田中伊佐資さん宅 それにリアバッフルがオープンなんですよ。つまり5wayのユニットはどれも箱に入っていないのです。S9800用の最新ウーハーであるJBL 1500ALもまさかオープンで使われるとは思っていなかったに違いない。内蔵むき出しの“600万ドルの男”か・・・ちょっと怖いな。
 実際箱がないと(データ上の)低音再生は(正逆打ち消し合っちゃって)難しいわけで、リニアテクノロジーのサブウーハーとは125Hzという高い周波数でクロスしているらしい。

 ユニット以外の機器に関しては減らす方向で行きたいとのこと。だから使っているのはDACプリだし、アナログもない。それでいてクロックコンバーターを挟んでいるあたりは、試聴のできる立場ならではでしょうか。怪しすぎて効果を確認しないと買えないもん。
 大体5Wayくらいになると普通マルチアンプででまとめようとする人が多いと思うのに、(少なくとも今のところは)わざわざ超大型ネットワークを介し、全てのユニットをFM611X一発で駆動しています。マルチは仰々しいし、バカ高いFMアコースティックスに釣り合うアンプもないでしょう。

 最初の一曲目は「エリック・クラプトン/クロスロード2」から、一曲目「ウォーキング・ザ・クロスロード」。このCDは1970年代のライブツアーを収めた盤ですが、この曲はスタジオ録音&高音質。そういや、これもステレオ誌に紹介があったな。伊佐資さんというと寺島靖国さんと連んでいるイメージが強いせいか、どうしてもJazzの人っぽい。でも“最近は70-80年代のロックばかりでジャズ率は急下降”なんだと。

 実はこの一曲目、聴かせていただいて最初に感じたことは「レンジ広っ」。ワタシの場合レンジが広いと感じるには大体3パターンあって、(1) ホントに広帯域再生である、(2) 耳に付く高音域に微妙にピークある、(3) 音が動的で高音帯域が厚い(全体のバランスは崩れていても可)、のいずれかに属することが多く、割りとどれも高域次第。伊佐資さんシステムの場合はきっと(3)でしょうね。いや、S9800用のスーパーツイーター:JBL UT-045Beを16kHzでクロスさせているというのですから、(1)もそうに違いないけど、それよりもツイーター:JBL 075が強烈に効いているような気がします。案外このスピーカーシステムの要は「075」だったりしてね。

 この一曲を皮切りに後はワタシはロック&ポップスを、OyamaさんはJazzを聴きあさる、聴きあさる。

 Oyamaさんの感想
音の感じは、腰の座った低音をベースに音の塊がぶつかってくるようなイメージ。その上、ツイーター&スーパーツイーターでしっかり高域もカバーしているため、中高音もぜんぜん曇ることなく非常にシャープな印象があります。

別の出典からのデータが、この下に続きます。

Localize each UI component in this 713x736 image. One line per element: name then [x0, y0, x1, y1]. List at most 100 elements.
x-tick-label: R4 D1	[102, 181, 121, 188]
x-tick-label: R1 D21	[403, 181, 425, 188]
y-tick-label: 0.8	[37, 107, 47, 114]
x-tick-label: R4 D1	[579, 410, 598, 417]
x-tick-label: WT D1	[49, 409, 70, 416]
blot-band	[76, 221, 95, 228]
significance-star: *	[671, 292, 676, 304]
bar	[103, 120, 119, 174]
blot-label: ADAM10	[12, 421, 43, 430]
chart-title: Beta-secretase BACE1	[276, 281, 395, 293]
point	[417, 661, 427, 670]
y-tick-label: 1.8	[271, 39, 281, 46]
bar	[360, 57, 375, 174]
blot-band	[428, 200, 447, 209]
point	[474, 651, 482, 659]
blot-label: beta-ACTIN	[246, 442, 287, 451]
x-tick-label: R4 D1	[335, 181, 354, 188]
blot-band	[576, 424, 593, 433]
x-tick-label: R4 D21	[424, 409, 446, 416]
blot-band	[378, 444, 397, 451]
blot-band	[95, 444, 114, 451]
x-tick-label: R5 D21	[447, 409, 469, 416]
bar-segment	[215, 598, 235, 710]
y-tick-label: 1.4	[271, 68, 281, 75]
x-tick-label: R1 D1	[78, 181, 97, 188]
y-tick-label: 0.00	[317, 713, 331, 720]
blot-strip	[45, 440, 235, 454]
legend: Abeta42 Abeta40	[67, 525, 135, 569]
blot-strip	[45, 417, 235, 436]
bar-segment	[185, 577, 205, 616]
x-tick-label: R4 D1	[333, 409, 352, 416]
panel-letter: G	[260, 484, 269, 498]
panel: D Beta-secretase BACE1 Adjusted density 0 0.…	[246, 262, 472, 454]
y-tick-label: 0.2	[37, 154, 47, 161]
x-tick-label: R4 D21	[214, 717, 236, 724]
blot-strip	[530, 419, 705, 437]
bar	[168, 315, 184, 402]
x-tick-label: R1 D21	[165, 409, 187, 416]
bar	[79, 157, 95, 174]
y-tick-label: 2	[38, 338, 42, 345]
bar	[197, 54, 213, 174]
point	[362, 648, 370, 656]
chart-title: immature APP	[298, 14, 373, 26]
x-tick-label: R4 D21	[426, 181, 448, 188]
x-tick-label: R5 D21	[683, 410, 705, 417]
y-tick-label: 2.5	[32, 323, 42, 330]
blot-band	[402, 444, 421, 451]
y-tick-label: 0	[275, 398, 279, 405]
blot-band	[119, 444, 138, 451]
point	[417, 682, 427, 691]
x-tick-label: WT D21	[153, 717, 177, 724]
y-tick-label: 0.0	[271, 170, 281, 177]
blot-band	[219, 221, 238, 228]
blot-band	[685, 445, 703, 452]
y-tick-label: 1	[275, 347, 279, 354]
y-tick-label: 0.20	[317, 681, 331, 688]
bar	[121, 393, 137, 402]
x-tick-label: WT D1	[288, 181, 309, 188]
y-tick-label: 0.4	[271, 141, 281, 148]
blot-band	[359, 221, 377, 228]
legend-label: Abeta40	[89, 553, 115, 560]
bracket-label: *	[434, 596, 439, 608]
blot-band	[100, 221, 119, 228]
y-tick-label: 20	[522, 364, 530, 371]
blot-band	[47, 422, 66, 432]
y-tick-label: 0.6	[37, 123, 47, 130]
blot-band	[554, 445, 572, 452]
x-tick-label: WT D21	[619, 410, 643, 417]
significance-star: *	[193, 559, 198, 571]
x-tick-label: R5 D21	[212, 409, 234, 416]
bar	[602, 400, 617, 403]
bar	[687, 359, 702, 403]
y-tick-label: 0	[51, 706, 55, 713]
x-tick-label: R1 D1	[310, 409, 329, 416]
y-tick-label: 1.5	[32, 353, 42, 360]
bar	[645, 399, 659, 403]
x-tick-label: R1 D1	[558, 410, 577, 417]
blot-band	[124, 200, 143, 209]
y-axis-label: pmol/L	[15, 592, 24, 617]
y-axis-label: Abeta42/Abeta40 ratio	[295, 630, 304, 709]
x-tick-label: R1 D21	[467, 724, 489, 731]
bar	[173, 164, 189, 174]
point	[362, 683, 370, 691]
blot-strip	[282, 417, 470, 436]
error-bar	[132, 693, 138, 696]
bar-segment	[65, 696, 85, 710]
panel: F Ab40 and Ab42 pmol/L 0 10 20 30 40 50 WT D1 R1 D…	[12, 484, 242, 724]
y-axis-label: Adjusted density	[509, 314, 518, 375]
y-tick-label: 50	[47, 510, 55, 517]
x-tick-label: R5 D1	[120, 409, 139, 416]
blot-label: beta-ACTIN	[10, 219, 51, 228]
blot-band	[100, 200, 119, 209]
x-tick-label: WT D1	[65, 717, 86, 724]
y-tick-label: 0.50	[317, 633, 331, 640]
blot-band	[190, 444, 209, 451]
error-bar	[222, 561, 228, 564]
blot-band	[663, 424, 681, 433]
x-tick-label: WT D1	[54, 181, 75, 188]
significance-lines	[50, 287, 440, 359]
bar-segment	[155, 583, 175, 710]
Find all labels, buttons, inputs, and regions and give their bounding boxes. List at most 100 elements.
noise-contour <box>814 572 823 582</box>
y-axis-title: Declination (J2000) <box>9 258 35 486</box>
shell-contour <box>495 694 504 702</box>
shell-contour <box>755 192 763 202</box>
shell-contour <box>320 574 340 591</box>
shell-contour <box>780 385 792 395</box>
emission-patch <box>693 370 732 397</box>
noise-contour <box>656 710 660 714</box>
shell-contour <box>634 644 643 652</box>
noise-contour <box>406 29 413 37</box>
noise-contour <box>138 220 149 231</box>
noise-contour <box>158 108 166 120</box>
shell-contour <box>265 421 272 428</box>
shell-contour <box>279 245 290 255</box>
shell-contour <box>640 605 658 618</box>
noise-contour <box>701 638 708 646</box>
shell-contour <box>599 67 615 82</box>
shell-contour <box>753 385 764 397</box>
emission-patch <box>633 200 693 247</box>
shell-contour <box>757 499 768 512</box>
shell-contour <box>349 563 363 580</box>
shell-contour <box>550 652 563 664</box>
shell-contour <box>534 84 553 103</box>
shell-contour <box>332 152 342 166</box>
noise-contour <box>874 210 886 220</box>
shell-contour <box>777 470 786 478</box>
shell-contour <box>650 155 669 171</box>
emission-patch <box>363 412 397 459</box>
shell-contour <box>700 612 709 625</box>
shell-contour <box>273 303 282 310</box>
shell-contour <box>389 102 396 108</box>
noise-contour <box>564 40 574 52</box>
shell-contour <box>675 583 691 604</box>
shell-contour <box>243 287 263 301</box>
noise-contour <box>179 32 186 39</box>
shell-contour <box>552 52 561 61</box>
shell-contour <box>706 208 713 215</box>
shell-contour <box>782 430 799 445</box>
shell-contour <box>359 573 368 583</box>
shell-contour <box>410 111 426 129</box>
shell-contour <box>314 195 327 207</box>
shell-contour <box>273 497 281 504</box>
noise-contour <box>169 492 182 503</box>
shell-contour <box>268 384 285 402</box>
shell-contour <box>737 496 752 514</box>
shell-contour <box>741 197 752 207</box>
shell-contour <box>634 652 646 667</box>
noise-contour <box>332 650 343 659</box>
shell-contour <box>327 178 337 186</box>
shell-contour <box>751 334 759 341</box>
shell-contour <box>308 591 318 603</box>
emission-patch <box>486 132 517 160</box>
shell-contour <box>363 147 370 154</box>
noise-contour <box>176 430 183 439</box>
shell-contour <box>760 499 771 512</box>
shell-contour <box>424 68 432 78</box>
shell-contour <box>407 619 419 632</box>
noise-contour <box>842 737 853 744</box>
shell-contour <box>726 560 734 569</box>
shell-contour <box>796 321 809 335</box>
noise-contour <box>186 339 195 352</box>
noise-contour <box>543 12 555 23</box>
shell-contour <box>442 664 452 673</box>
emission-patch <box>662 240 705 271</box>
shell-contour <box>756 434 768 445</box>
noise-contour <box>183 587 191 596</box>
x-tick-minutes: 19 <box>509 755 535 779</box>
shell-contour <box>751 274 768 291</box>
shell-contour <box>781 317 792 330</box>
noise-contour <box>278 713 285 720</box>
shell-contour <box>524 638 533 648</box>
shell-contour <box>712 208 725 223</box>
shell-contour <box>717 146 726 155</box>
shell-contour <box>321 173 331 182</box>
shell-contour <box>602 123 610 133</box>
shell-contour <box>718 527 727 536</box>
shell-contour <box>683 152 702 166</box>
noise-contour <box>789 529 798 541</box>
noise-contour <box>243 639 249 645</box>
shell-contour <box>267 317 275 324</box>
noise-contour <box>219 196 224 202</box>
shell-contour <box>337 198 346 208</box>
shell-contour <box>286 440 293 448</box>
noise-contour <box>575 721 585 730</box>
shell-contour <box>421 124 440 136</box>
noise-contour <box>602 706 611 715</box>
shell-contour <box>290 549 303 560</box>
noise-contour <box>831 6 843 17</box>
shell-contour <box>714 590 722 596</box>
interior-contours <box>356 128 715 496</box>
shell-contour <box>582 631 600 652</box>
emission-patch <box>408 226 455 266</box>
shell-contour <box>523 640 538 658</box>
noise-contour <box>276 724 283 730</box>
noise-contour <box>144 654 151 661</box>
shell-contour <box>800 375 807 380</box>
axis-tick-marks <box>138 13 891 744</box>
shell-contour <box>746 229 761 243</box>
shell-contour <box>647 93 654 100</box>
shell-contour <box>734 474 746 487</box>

 「炸裂好き」は私も伊佐資さんと一緒。ホーンだからか、音量が大きすぎずとも、とにかくエネルギーが突撃してきます。耳まで3mくらいですかね。「エネルギー感」というオーディオ用語は割と共通認識を持ちやすい単語だと思いますが、炸裂しながら、それが失せないの。ああ、うちもホーンのスーパーツイーターを足したくなってきた。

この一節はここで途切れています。